The hydration melting explored in this study is but one of a range of fluid-mediated processes that can occur in layered intrusions. For example, it has been suggested that both layered and discordant anorthosites ± associated chromitites both in OB-I and in the Bushveld Complex are the result of leaching of mafic components by Cl-rich fluids as it move through hotter, fluid-saturated rocks (Maier et al. 2020; Marsh et al. 2021). The constitutional zone refining mechanism that can result in modal layering (McBirney 1987) is another. More broadly, the models suggest that PGE enrichment and associated changes in modal mineralogy can occur by processes occurring in a crystallizing magma/mush column without the need to call on unusual magma compositions.

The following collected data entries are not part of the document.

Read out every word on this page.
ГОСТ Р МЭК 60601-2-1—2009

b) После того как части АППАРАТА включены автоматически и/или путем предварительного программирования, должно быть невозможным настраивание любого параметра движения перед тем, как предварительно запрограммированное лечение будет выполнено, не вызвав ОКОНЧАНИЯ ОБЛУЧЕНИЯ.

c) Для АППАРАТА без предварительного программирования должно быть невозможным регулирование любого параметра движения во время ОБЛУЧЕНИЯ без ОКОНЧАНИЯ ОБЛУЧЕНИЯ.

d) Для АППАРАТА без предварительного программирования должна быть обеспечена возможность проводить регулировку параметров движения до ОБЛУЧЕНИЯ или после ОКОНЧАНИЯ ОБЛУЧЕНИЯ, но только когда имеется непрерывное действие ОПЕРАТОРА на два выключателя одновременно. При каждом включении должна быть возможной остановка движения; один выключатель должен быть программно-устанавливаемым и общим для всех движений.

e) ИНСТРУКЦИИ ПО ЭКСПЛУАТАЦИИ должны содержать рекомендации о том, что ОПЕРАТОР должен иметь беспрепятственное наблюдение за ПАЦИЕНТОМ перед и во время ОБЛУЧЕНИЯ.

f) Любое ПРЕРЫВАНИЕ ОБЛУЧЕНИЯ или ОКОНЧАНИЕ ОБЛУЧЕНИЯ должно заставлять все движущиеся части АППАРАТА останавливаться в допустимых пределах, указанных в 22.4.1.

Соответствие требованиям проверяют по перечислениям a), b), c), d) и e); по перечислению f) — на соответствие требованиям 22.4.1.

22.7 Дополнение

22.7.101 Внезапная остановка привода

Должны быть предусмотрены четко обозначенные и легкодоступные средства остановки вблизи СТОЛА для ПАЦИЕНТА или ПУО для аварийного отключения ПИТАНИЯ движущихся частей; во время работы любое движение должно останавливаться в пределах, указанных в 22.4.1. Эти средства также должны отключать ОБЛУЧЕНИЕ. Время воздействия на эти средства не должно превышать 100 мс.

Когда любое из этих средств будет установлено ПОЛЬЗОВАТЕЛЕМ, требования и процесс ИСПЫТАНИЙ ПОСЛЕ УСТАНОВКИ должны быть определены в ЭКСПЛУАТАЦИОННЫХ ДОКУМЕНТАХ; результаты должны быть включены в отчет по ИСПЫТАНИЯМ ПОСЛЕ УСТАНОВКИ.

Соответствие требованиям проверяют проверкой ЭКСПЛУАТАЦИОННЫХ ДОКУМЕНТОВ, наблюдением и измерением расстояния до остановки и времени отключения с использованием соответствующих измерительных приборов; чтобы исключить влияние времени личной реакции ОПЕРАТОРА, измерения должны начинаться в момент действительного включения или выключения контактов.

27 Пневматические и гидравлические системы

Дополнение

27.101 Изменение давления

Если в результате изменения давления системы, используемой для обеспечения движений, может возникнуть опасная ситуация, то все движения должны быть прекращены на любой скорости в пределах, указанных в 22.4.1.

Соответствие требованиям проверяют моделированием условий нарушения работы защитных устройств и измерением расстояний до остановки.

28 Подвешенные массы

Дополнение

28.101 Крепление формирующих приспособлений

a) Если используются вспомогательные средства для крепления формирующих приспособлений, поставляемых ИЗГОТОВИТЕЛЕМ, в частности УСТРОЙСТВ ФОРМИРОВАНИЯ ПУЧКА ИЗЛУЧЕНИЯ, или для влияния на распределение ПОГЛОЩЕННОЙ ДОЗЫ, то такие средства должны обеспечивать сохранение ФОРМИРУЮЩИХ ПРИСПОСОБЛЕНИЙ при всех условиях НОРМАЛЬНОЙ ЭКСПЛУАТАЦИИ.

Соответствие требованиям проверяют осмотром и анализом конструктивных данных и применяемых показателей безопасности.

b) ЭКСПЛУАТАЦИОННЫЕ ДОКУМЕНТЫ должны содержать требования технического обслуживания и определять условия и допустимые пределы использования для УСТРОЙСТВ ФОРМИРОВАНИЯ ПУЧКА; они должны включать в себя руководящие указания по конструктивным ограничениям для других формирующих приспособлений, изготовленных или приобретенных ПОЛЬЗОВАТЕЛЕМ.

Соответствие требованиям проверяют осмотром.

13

The work done in this paper highlights the importance and need to continue research in experimental and theoretical petrology to high temperature hydrothermal fluids. Indeed, many thermodynamic databases have upper temperature limits for extrapolation of solution speciation equations that are below the sub-liquidus, upper crustal conditions appropriate for mafic intrusions (e.g., Dick 2019). While MELTS and PELE provide reasonable evidence for the hydration melting model, they lack the ability to model true fluid solution mixtures; MELTS modelling is restricted by reliable additions of H2O and CO2 only. There is need for more detailed experimental and theoretical work on volatile effects on mineral-melt relationships and mineral solubilities. For example, although Ni-NiO is a commonly used mineral buffer, Ni solubility experiments at the condition of this study are especially lacking. The same also applies to the other PGE besides Pd and Pt. A cleaver experimentalist could perhaps devise an experiment to test vapor-refining predictions. Finally, this study holds the potential to be applicable to olivine-bearing mineralized units in layered mafic intrusions all over the world (e.g., Scoon and De Klerk 1987).